Summer Programs at the University of Connecticut Aim to Increase the Number of Black Dentists

According to a recent JBHE survey, there were 1,108 black students at the nation’s 56 dental schools. But 449 of these students, or nearly 41 percent, were enrolled at the nation’s two historically black dental schools at Howard University and Meharry Medical College. At more than one half of the nation’s predominantly white dental schools, blacks make up less than 4 percent of the total enrollments.

One predominantly white dental school which is making a concerted effort to increase black enrollments is the University of Connecticut. Backed by a grant from the Robert Wood Johnson Foundation, the University of Connecticut’s School of Dental Medicine identifies promising black undergraduate students and invites them to campus for a summer program before their senior year. The students go through rigorous training to prepare them for the Dental Admission Test.
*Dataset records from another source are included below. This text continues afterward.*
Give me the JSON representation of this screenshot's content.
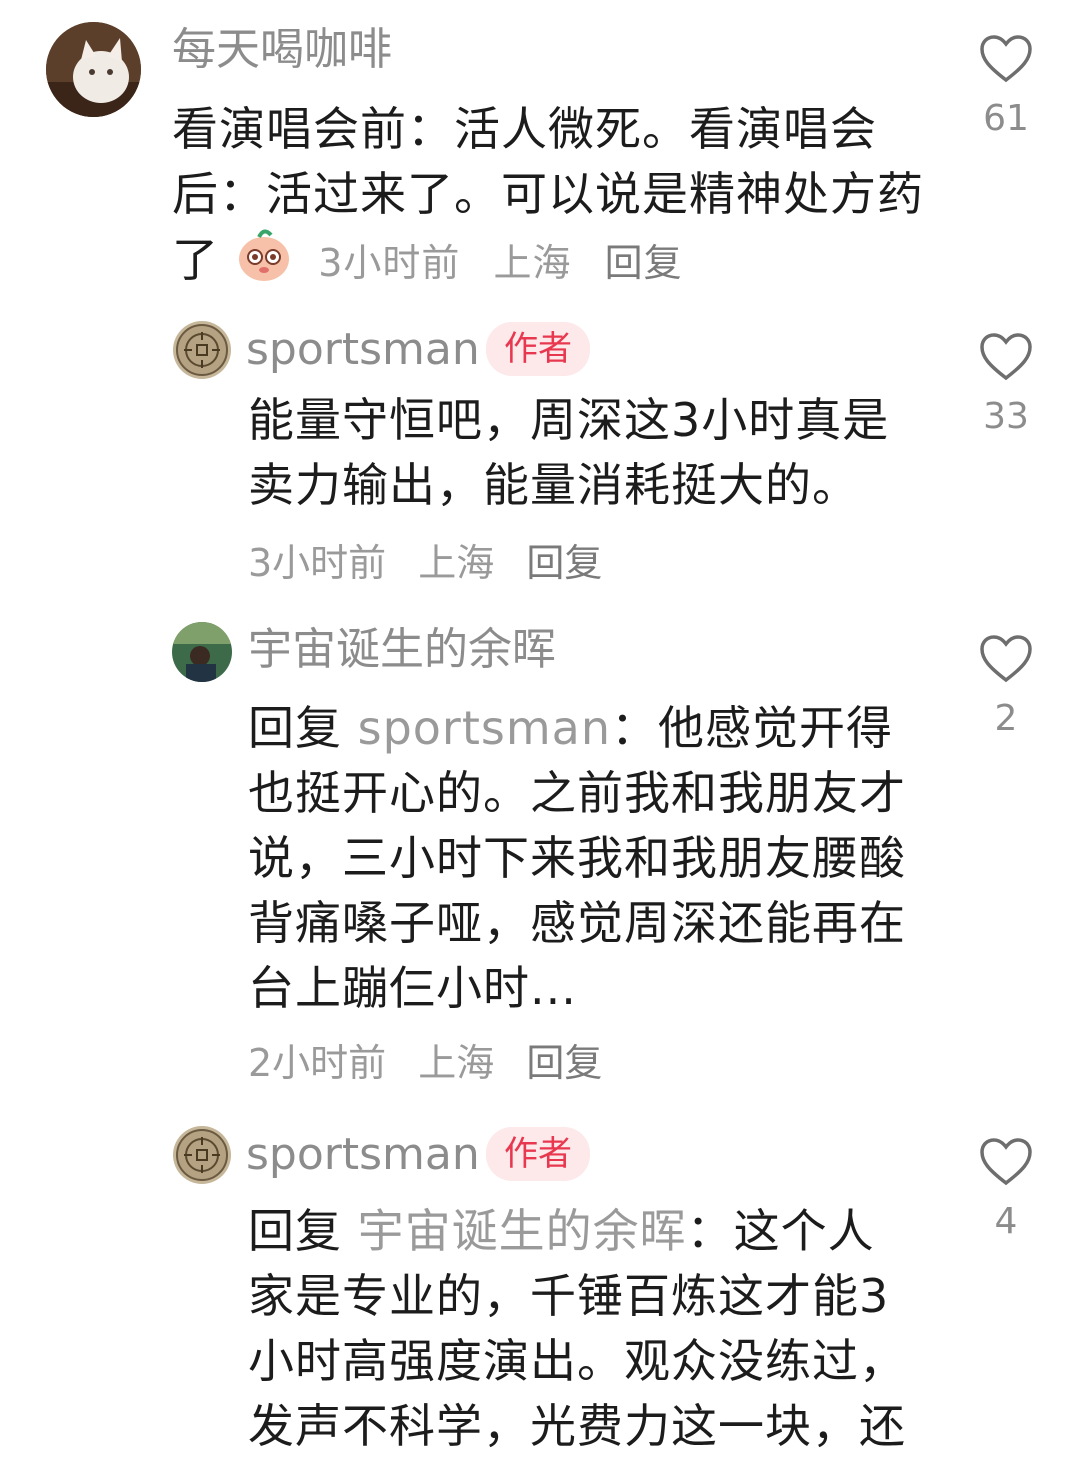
{
  "comments": [
    {
      "username": "每天喝咖啡",
      "text": "看演唱会前：活人微死。看演唱会后：活过来了。可以说是精神处方药了",
      "time": "3小时前",
      "location": "上海",
      "reply_label": "回复",
      "likes": "61"
    },
    {
      "username": "sportsman",
      "badge": "作者",
      "text": "能量守恒吧，周深这3小时真是卖力输出，能量消耗挺大的。",
      "time": "3小时前",
      "location": "上海",
      "reply_label": "回复",
      "likes": "33"
    },
    {
      "username": "宇宙诞生的余晖",
      "reply_prefix": "回复",
      "reply_to": "sportsman",
      "text": "：他感觉开得也挺开心的。之前我和我朋友才说，三小时下来我和我朋友腰酸背痛嗓子哑，感觉周深还能再在台上蹦仨小时...",
      "time": "2小时前",
      "location": "上海",
      "reply_label": "回复",
      "likes": "2"
    },
    {
      "username": "sportsman",
      "badge": "作者",
      "reply_prefix": "回复",
      "reply_to": "宇宙诞生的余晖",
      "text": "：这个人家是专业的，千锤百炼这才能3小时高强度演出。观众没练过，发声不科学，光费力这一块，还有连续三小时的体力",
      "likes": "4"
    }
  ]
}
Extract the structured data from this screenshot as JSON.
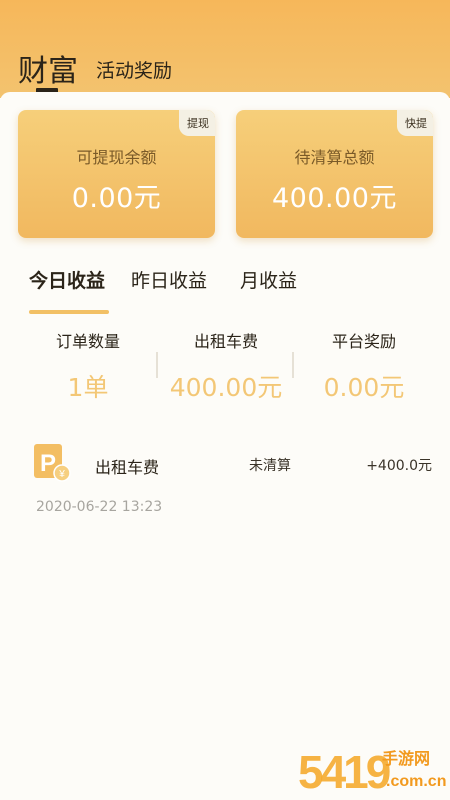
{
  "header": {
    "title": "财富",
    "tab": "活动奖励"
  },
  "cards": [
    {
      "label": "可提现余额",
      "value": "0.00元",
      "badge": "提现"
    },
    {
      "label": "待清算总额",
      "value": "400.00元",
      "badge": "快提"
    }
  ],
  "tabs": [
    "今日收益",
    "昨日收益",
    "月收益"
  ],
  "stats": [
    {
      "label": "订单数量",
      "value": "1单"
    },
    {
      "label": "出租车费",
      "value": "400.00元"
    },
    {
      "label": "平台奖励",
      "value": "0.00元"
    }
  ],
  "transaction": {
    "icon_letter": "P",
    "icon_yen": "¥",
    "name": "出租车费",
    "status": "未清算",
    "amount": "+400.0元",
    "time": "2020-06-22 13:23"
  },
  "watermark": {
    "digits": "5419",
    "text": "手游网",
    "url": ".com.cn"
  },
  "colors": {
    "accent": "#f3b95f",
    "stat_value": "#f3c776",
    "text": "#2b2419"
  }
}
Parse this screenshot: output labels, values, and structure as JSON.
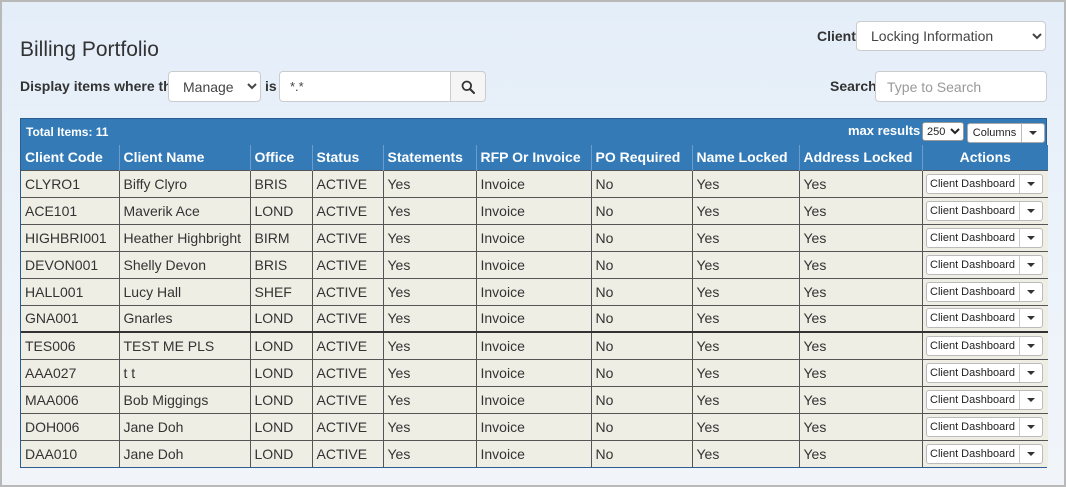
{
  "header": {
    "title": "Billing Portfolio",
    "client_label": "Client",
    "client_selected": "Locking Information"
  },
  "filter": {
    "prefix": "Display items where the",
    "field_selected": "Manager",
    "operator": "is",
    "value": "*.*",
    "search_icon": "search-icon"
  },
  "search": {
    "label": "Search",
    "placeholder": "Type to Search"
  },
  "grid": {
    "total_items": "Total Items: 11",
    "max_results_label": "max results",
    "max_results_value": "250",
    "columns_label": "Columns",
    "headers": {
      "client_code": "Client Code",
      "client_name": "Client Name",
      "office": "Office",
      "status": "Status",
      "statements": "Statements",
      "rfp": "RFP Or Invoice",
      "po": "PO Required",
      "name_locked": "Name Locked",
      "address_locked": "Address Locked",
      "actions": "Actions"
    },
    "action_label": "Client Dashboard",
    "rows": [
      {
        "code": "CLYRO1",
        "name": "Biffy Clyro",
        "office": "BRIS",
        "status": "ACTIVE",
        "statements": "Yes",
        "rfp": "Invoice",
        "po": "No",
        "name_locked": "Yes",
        "address_locked": "Yes"
      },
      {
        "code": "ACE101",
        "name": "Maverik Ace",
        "office": "LOND",
        "status": "ACTIVE",
        "statements": "Yes",
        "rfp": "Invoice",
        "po": "No",
        "name_locked": "Yes",
        "address_locked": "Yes"
      },
      {
        "code": "HIGHBRI001",
        "name": "Heather Highbright",
        "office": "BIRM",
        "status": "ACTIVE",
        "statements": "Yes",
        "rfp": "Invoice",
        "po": "No",
        "name_locked": "Yes",
        "address_locked": "Yes"
      },
      {
        "code": "DEVON001",
        "name": "Shelly Devon",
        "office": "BRIS",
        "status": "ACTIVE",
        "statements": "Yes",
        "rfp": "Invoice",
        "po": "No",
        "name_locked": "Yes",
        "address_locked": "Yes"
      },
      {
        "code": "HALL001",
        "name": "Lucy Hall",
        "office": "SHEF",
        "status": "ACTIVE",
        "statements": "Yes",
        "rfp": "Invoice",
        "po": "No",
        "name_locked": "Yes",
        "address_locked": "Yes"
      },
      {
        "code": "GNA001",
        "name": "Gnarles",
        "office": "LOND",
        "status": "ACTIVE",
        "statements": "Yes",
        "rfp": "Invoice",
        "po": "No",
        "name_locked": "Yes",
        "address_locked": "Yes"
      },
      {
        "code": "TES006",
        "name": "TEST ME PLS",
        "office": "LOND",
        "status": "ACTIVE",
        "statements": "Yes",
        "rfp": "Invoice",
        "po": "No",
        "name_locked": "Yes",
        "address_locked": "Yes"
      },
      {
        "code": "AAA027",
        "name": "t t",
        "office": "LOND",
        "status": "ACTIVE",
        "statements": "Yes",
        "rfp": "Invoice",
        "po": "No",
        "name_locked": "Yes",
        "address_locked": "Yes"
      },
      {
        "code": "MAA006",
        "name": "Bob Miggings",
        "office": "LOND",
        "status": "ACTIVE",
        "statements": "Yes",
        "rfp": "Invoice",
        "po": "No",
        "name_locked": "Yes",
        "address_locked": "Yes"
      },
      {
        "code": "DOH006",
        "name": "Jane Doh",
        "office": "LOND",
        "status": "ACTIVE",
        "statements": "Yes",
        "rfp": "Invoice",
        "po": "No",
        "name_locked": "Yes",
        "address_locked": "Yes"
      },
      {
        "code": "DAA010",
        "name": "Jane Doh",
        "office": "LOND",
        "status": "ACTIVE",
        "statements": "Yes",
        "rfp": "Invoice",
        "po": "No",
        "name_locked": "Yes",
        "address_locked": "Yes"
      }
    ]
  }
}
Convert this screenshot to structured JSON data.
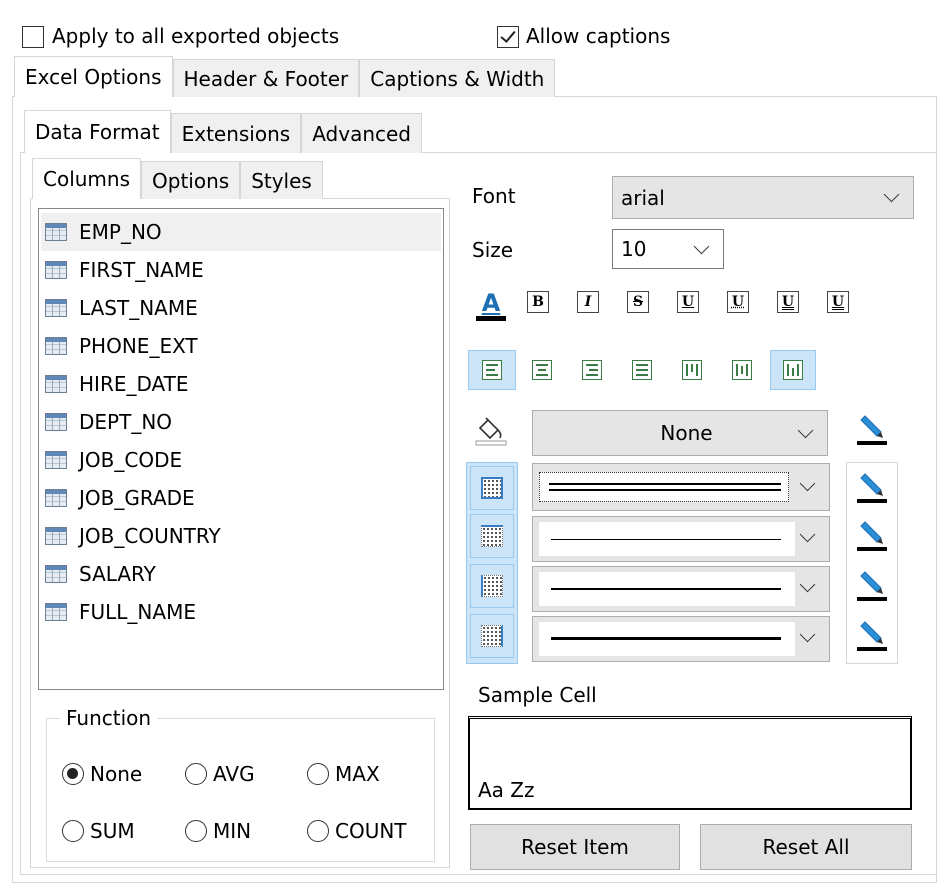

Of the 12 students who have participated in the University of Connecticut summer program over the past two years, 11 have scored high enough to gain admission to one of the nation’s dental schools. Students from the program who are admitted to any U.S. dental school return to the University of Connecticut in the summer after they graduate from college for a two-month academic immersion program that gives them a head start on their dental education.

The program has helped increase black student enrollments at the University of Connecticut dental school. In 2006 blacks made up 10 percent of the total enrollment at the school. Just five years earlier in 2001, blacks were only 1.9 percent of the total enrollments.